Natalia Donner has been conducting archaeological research in the province of Darien (Panama) for the last couple of years. Large areas of this province have been declared as National Parks, limiting the options of land sovereignty for indigenous communities who inhabit the area. ‘The land is in the hands of the national government,’ Donner explains. ‘My team and I established a collaboration with an ecologist who works with local communities. She told us about the new regulations related to protected areas. In this law is stated that if indigenous communities can prove historic occupation, they will gain the property of the land, as long as it will be sustainably maintained.’

This is where archaeology comes in. ‘Following this law, a local community invited us to come and work on a collaborative research project. Usually, we western archaeologists barge in with our own agenda and then we collaborate with locals, but this is the other way around now!’ She grins. ‘This is a box I have always wanted to check!’

Collaborative mapping

And it is collaborative in the full sense. ‘While it is complex and against the national heritage laws to go there and train the local community on how to excavate a site, we are training them to visually record them with photographs and include them in their legal claims. Together, we will be able to add the archaeological layer to their ongoing collaborative mapping endeavors.’
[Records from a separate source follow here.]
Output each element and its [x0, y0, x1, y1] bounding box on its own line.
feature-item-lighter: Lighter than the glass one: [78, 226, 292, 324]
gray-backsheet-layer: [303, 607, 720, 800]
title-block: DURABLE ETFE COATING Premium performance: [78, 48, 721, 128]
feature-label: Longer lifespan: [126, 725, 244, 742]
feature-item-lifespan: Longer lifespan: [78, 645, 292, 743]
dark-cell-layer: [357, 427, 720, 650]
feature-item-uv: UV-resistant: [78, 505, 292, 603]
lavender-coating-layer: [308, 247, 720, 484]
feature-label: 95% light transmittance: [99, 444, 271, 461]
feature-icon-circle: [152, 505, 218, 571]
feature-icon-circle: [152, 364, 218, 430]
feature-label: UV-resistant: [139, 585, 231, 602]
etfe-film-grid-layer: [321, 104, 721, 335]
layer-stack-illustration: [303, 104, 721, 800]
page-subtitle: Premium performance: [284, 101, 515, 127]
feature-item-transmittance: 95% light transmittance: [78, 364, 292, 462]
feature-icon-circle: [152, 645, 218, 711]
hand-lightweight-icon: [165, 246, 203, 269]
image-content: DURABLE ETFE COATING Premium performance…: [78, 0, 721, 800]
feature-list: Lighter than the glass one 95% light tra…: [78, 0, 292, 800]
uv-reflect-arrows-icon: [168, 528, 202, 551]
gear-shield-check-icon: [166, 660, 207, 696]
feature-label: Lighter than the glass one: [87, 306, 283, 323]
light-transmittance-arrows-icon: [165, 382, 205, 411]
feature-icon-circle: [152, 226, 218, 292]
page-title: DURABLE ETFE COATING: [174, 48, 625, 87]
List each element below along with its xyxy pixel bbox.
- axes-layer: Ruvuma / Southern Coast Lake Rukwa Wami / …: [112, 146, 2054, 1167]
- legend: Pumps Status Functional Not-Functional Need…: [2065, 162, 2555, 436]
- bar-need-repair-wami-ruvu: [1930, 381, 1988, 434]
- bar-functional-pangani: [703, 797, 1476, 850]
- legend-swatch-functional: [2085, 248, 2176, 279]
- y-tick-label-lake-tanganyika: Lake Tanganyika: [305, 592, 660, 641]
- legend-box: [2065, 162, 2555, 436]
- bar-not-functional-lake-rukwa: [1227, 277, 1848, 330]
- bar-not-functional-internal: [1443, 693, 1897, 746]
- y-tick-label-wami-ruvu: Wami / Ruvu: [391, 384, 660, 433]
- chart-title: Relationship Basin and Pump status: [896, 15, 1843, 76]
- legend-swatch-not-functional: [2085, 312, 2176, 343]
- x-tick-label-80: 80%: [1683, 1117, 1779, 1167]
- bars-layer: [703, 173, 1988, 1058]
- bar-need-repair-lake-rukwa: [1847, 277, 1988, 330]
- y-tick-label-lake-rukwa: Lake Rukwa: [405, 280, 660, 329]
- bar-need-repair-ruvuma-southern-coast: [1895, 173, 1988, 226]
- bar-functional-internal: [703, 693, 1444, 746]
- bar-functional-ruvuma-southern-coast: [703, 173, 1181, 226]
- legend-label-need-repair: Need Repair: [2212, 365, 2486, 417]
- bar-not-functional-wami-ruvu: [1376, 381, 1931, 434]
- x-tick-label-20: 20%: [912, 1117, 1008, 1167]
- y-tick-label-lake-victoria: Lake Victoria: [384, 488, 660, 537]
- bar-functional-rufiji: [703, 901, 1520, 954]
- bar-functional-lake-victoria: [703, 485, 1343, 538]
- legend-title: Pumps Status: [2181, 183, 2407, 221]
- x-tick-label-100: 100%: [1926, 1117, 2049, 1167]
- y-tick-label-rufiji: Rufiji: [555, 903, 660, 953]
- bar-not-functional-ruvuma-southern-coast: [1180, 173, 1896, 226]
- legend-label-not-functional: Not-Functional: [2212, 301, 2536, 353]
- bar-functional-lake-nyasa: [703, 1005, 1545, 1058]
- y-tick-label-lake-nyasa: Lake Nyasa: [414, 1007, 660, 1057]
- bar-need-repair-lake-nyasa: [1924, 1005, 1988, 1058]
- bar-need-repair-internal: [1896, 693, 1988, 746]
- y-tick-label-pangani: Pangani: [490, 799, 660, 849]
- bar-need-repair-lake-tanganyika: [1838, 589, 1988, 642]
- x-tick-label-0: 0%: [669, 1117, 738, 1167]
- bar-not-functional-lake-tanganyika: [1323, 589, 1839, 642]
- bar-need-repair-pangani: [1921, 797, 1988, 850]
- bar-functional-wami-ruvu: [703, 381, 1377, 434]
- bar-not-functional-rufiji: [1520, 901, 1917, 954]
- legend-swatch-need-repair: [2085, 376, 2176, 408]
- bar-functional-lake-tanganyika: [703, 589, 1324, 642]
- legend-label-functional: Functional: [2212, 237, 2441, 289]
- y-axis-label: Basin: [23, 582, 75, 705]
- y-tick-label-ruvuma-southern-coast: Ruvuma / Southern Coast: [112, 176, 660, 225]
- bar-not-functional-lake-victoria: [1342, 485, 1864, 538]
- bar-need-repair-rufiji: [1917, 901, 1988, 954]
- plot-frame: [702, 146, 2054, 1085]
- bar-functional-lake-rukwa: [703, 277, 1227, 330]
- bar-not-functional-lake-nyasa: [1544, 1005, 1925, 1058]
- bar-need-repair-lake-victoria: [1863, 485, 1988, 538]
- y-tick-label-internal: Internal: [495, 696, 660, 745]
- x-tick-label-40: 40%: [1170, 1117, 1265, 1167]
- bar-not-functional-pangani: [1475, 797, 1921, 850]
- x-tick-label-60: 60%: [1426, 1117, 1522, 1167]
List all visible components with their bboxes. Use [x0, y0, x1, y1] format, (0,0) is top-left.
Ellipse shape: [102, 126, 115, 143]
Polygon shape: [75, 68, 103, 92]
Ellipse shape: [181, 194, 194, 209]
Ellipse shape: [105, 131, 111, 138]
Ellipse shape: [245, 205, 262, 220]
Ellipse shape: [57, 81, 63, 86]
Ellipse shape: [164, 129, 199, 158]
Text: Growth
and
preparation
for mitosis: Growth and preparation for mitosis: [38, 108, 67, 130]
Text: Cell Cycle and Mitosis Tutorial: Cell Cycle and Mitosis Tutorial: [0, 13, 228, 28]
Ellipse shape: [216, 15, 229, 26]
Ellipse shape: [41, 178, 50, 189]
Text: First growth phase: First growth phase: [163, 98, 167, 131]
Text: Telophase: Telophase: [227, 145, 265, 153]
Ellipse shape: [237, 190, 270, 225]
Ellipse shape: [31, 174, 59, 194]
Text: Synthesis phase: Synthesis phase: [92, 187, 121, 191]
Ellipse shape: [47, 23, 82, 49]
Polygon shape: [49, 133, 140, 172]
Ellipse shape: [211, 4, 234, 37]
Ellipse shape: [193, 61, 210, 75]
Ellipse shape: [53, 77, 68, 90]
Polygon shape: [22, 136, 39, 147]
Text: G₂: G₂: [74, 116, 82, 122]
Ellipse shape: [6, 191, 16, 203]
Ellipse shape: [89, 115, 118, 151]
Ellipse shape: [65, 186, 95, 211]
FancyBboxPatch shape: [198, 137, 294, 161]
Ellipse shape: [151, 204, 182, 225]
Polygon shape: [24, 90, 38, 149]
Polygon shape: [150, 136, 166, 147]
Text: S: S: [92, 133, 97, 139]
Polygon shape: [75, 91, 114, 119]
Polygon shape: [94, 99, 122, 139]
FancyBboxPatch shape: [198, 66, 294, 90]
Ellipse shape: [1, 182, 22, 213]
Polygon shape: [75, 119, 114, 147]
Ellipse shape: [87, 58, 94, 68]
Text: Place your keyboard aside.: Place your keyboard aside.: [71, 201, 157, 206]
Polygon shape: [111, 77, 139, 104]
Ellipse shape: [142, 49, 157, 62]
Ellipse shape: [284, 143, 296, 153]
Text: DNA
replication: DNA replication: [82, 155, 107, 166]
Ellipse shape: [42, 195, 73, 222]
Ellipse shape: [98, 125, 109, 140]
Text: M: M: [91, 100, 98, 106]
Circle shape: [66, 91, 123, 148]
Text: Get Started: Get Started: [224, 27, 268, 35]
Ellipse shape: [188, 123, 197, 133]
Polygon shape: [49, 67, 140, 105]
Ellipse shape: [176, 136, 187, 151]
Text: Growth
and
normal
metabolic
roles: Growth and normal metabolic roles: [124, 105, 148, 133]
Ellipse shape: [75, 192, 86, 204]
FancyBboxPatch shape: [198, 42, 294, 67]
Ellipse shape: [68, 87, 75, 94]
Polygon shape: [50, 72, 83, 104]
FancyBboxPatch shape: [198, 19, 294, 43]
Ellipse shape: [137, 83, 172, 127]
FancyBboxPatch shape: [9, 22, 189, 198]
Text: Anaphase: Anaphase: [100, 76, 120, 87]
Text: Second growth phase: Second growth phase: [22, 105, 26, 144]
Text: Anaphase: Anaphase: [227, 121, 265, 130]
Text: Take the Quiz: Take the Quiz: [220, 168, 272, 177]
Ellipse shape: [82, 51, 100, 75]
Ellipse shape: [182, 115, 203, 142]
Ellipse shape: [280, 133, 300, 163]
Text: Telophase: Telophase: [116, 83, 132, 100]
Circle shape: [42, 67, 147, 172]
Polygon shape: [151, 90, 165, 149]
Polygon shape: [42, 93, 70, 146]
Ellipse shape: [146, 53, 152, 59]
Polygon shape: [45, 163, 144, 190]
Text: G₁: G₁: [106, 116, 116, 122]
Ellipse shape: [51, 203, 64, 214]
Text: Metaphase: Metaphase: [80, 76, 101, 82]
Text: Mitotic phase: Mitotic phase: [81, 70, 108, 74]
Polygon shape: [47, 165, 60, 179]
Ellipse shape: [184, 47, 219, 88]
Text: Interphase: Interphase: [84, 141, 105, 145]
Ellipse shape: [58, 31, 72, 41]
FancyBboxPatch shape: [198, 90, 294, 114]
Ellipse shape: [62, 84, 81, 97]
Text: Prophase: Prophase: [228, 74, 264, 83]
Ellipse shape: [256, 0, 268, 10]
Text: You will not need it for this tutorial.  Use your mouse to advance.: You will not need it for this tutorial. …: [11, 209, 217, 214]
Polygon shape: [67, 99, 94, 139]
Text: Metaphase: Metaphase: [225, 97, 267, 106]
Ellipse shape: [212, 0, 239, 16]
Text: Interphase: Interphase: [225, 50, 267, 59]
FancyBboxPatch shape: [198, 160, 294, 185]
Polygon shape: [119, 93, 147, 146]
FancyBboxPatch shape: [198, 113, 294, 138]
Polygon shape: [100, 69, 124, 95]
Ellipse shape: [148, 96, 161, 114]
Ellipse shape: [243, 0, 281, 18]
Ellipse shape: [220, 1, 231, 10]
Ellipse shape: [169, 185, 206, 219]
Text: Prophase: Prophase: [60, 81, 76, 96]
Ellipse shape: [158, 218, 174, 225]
Donner also employs her background in ethnographic filmmaking. ‘We are sharing with them audiovisual techniques, so they can capture their views and perspectives, as well as share in their own language their experiences working with archaeological heritage.’ These videos will be posted to YouTube, inspiring other communities who speak the same language to follow in their tracks.

Giving back

The project makes an interesting case-study on cultural heritage. ‘For years archaeologists and the national government have been seen as the entities who take away heritage.’ Donner elaborates. ‘Large stone sculptures have been taken away from the communities in order to protect them from theft or destruction’. These monuments were later stored in depots in Panama City. Now, finally, archaeologists may be able to give something back to the communities, in the form of land rights. The question about the inequalities pertaining land and cultural heritage rights of indigenous peoples, however, is something that we need to critically examine and consult with the communities to understand which direction we should take.'


The launch of the project now has been hampered by the pandemic. ‘We are facing an ethical problem. Even though we could find a way to go physically, how ethical is it to visit an area in which health care facilities are extremely limited?’ Doing it remotely is hardly an option. ‘They are literally in the middle of the tropical forest. They do have cell phones, but mobile internet reception is quite elusive. We won’t go until we are vaccinated, and we are sure that we cannot spread the virus.’